Section 39(1)(c) of the Constitution paves a gateway for our courts to rely on foreign law where necessary (I Currie and J De Waal The Bill of Rights Handbook (Cape Town: Juta 2017) at 146). While urine testing has the fundamental flaw of showing inaccurate impairment, South Africa’s corporate environment may draw solutions from foreign jurisdiction such as Australia, where saliva testing is widely used. In the case of Endeavour Energy, the Australian court endorsed saliva testing which shows recent impairment of cannabis, consumed from 24 hours prior.
Endeavour Energy established a rational link between the ‘goal’ of preserving workplace safety and the ‘purpose’ of saliva drug testing policy (para 40). Put differently, saliva system is rationally connected to its aim of maintaining workplace safety, because it shows recent cannabis use. The court chose to scrap the urine testing system, and advocated saliva testing as a rational testing. The reasoning of the judgment derived from the prolonged detection window of urinalysis. Although Endeavour Energy correctly recommended saliva testing, the full bench however acknowledged this methodology, similarly to urine, as susceptible to false results if not approached with caution. Australian judicial precedents suggested swab testing, and further called for the cut-off concentration threshold test. In other words, although saliva testing detects recent cannabis use, it is important to consider the cut-off limits when interpreting a ‘positive’ drug test.

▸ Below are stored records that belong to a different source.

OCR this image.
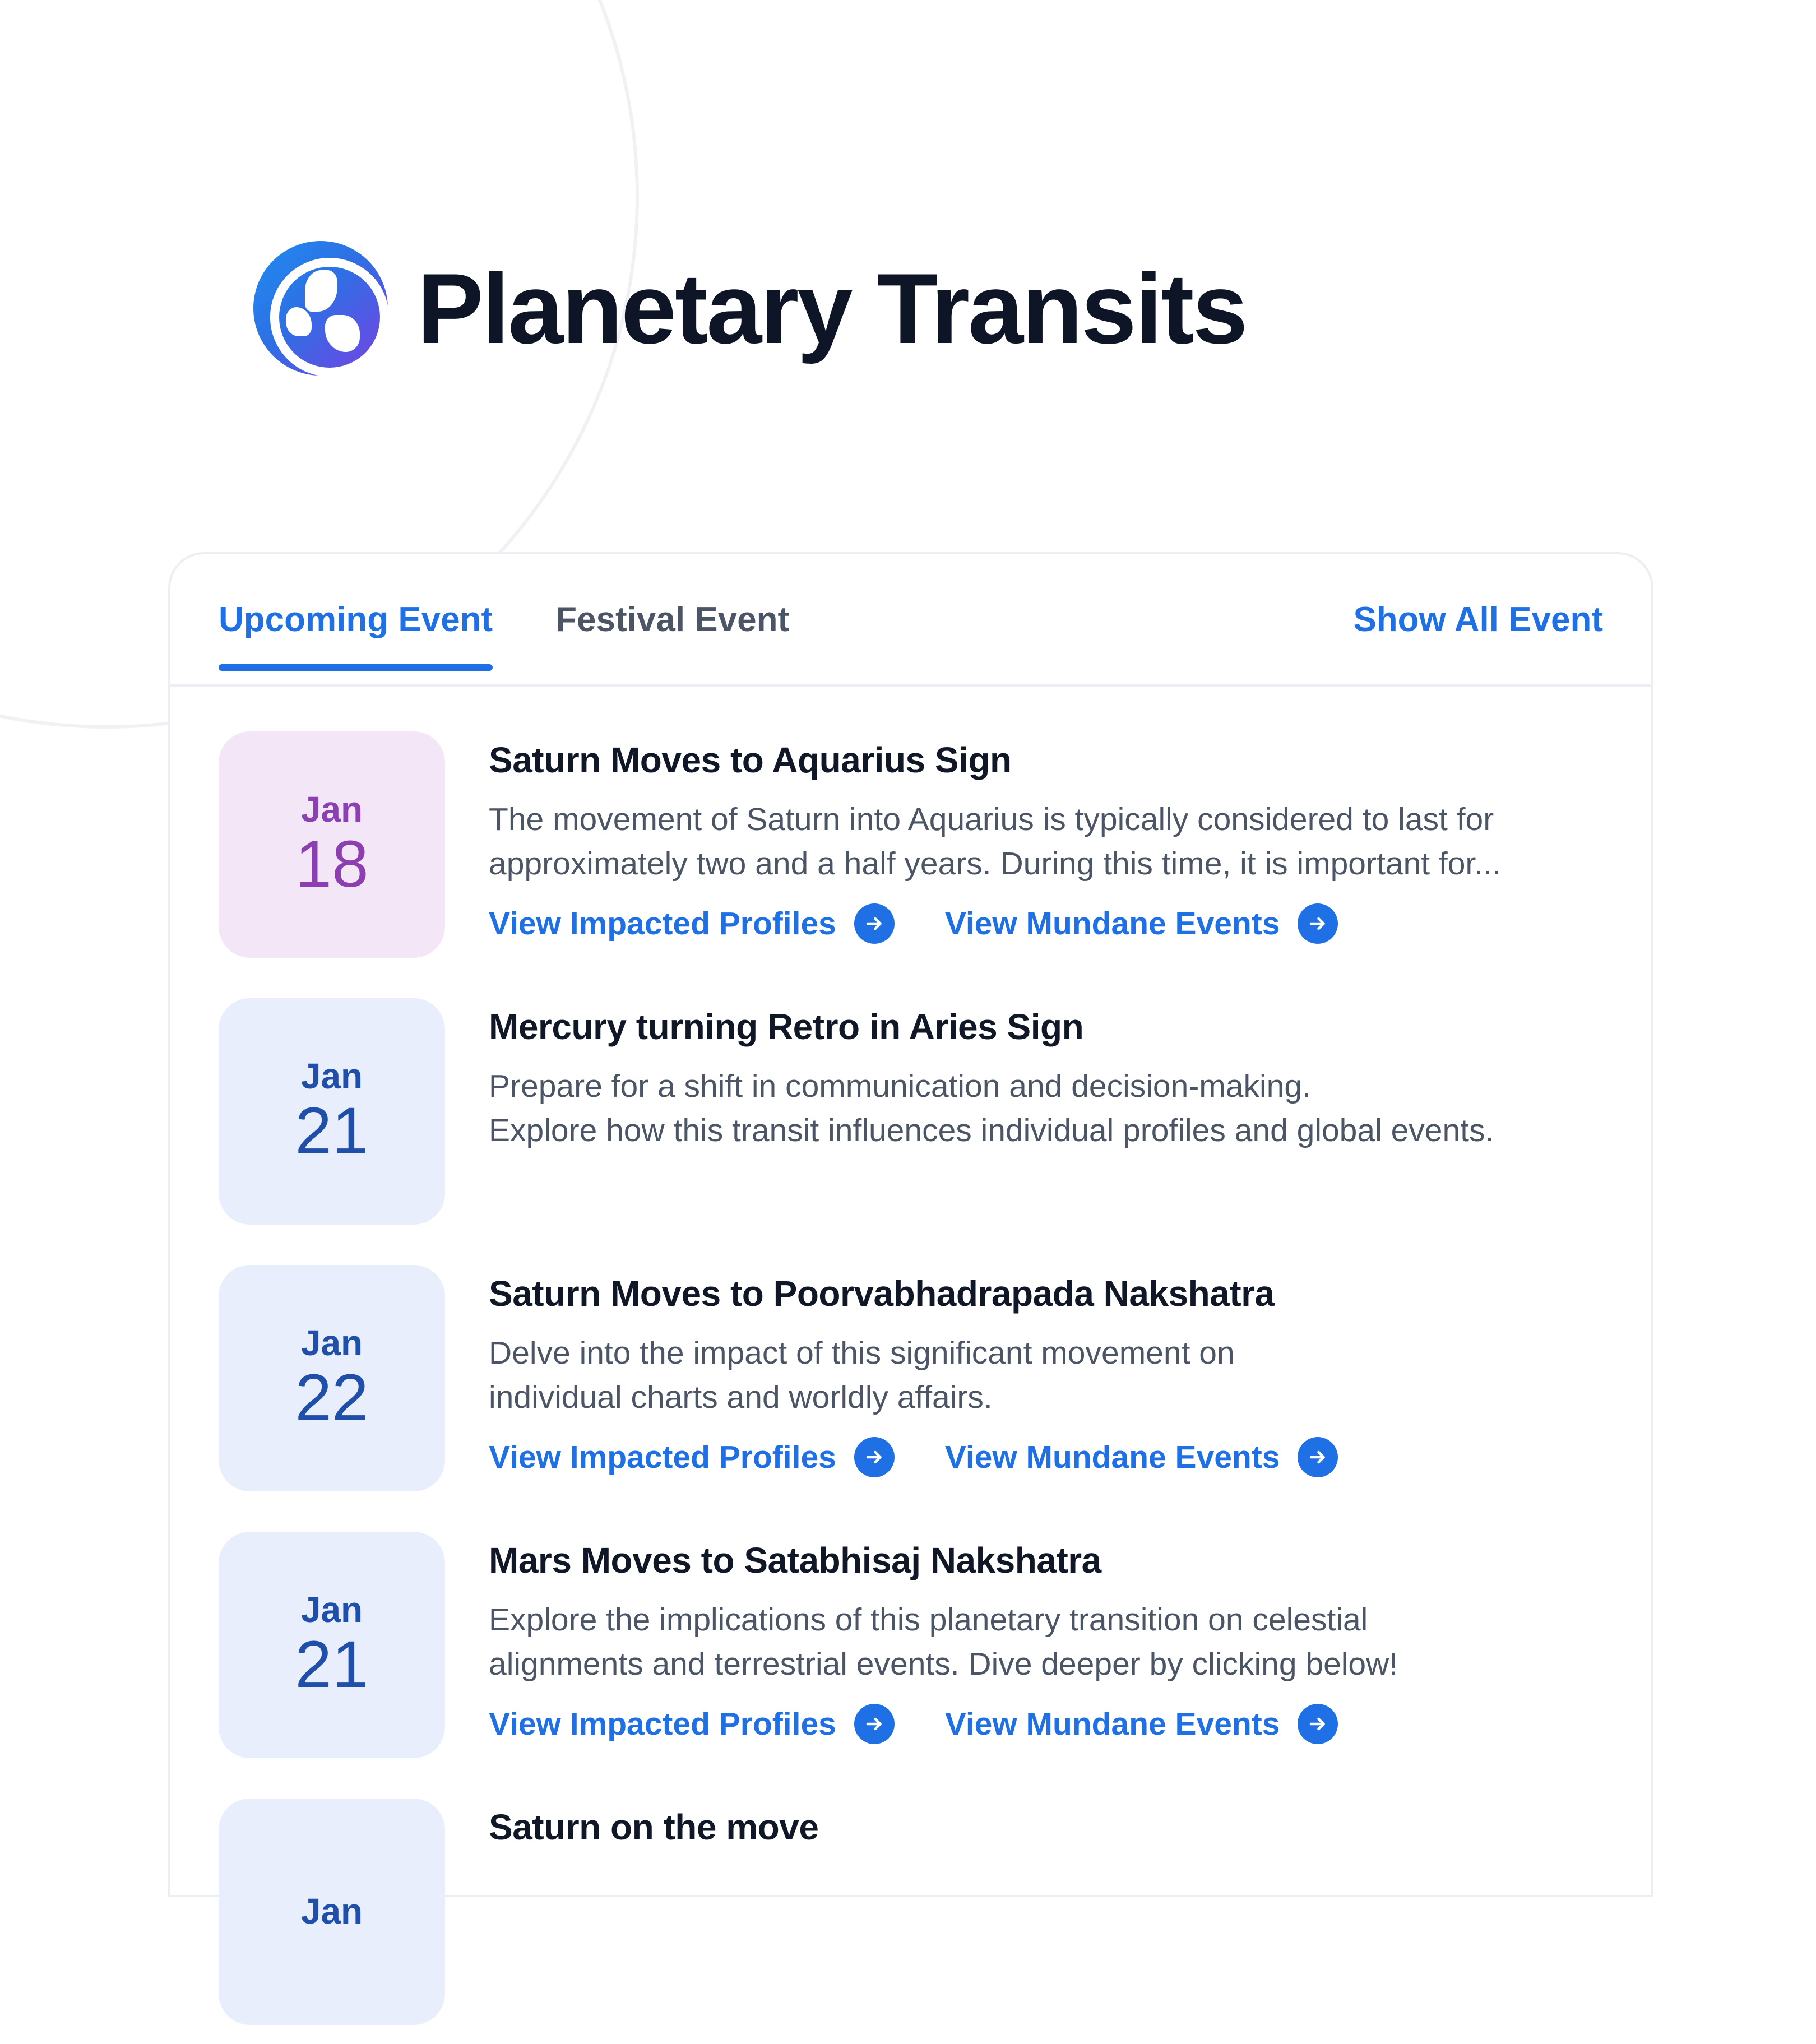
Planetary Transits
Upcoming Event Festival Event	Show All Event
Jan
18
Saturn Moves to Aquarius Sign
The movement of Saturn into Aquarius is typically considered to last for
approximately two and a half years. During this time, it is important for...
View Impacted Profiles	View Mundane Events
Jan
21
Mercury turning Retro in Aries Sign
Prepare for a shift in communication and decision-making.
Explore how this transit influences individual profiles and global events.
Jan
22
Saturn Moves to Poorvabhadrapada Nakshatra
Delve into the impact of this significant movement on
individual charts and worldly affairs.
View Impacted Profiles	View Mundane Events
Jan
21
Mars Moves to Satabhisaj Nakshatra
Explore the implications of this planetary transition on celestial
alignments and terrestrial events. Dive deeper by clicking below!
View Impacted Profiles	View Mundane Events
Jan
Saturn on the move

In Australian jurisdiction, what constitutes a positive drug test from saliva, is construed as the amount of THC above the cut-off limits of 15 ng/mL from the laboratory, set by the Joint Australian/New Zealand Standard (AS/NZS 4760:2019) procedure for specimen collection and the detection and quantification of drugs in oral fluid. If the urine samples contain THC below 15 ng/mL, the employee is declared to have tested negative. Such levels of THC do not affect the employee’s capacity to perform a task. In comparison, saliva samples reflecting THC above the 15 ng/mL are deemed positive.
Conclusion
While South African drug testing jurisprudence is still undeveloped, the discourse of this study recommends South African employers move from urine and adopt saliva testing system as a legitimate mechanism through which accurate impairment may be established. Although saliva testing has the advantage to detect recent impairment of cannabis, this study recommends that the levels of THC in saliva samples must be interpreted according to the cut-off limit, using saliva drug tests such as the CT Oral Scan product. In New Zealand, the CT Oral Scan was scientifically verified as a testing tool that conforms with the cut-off limits stipulated in the Joint Standard. South African drug testing jurisprudence must be developed in light of foreign positions to develop rationally grounded drug testing policies.
Thato Lentsoe LLB PG Dip LLM (UJ) is a law lecturer at the Independent Institute of Education’s Varsity College.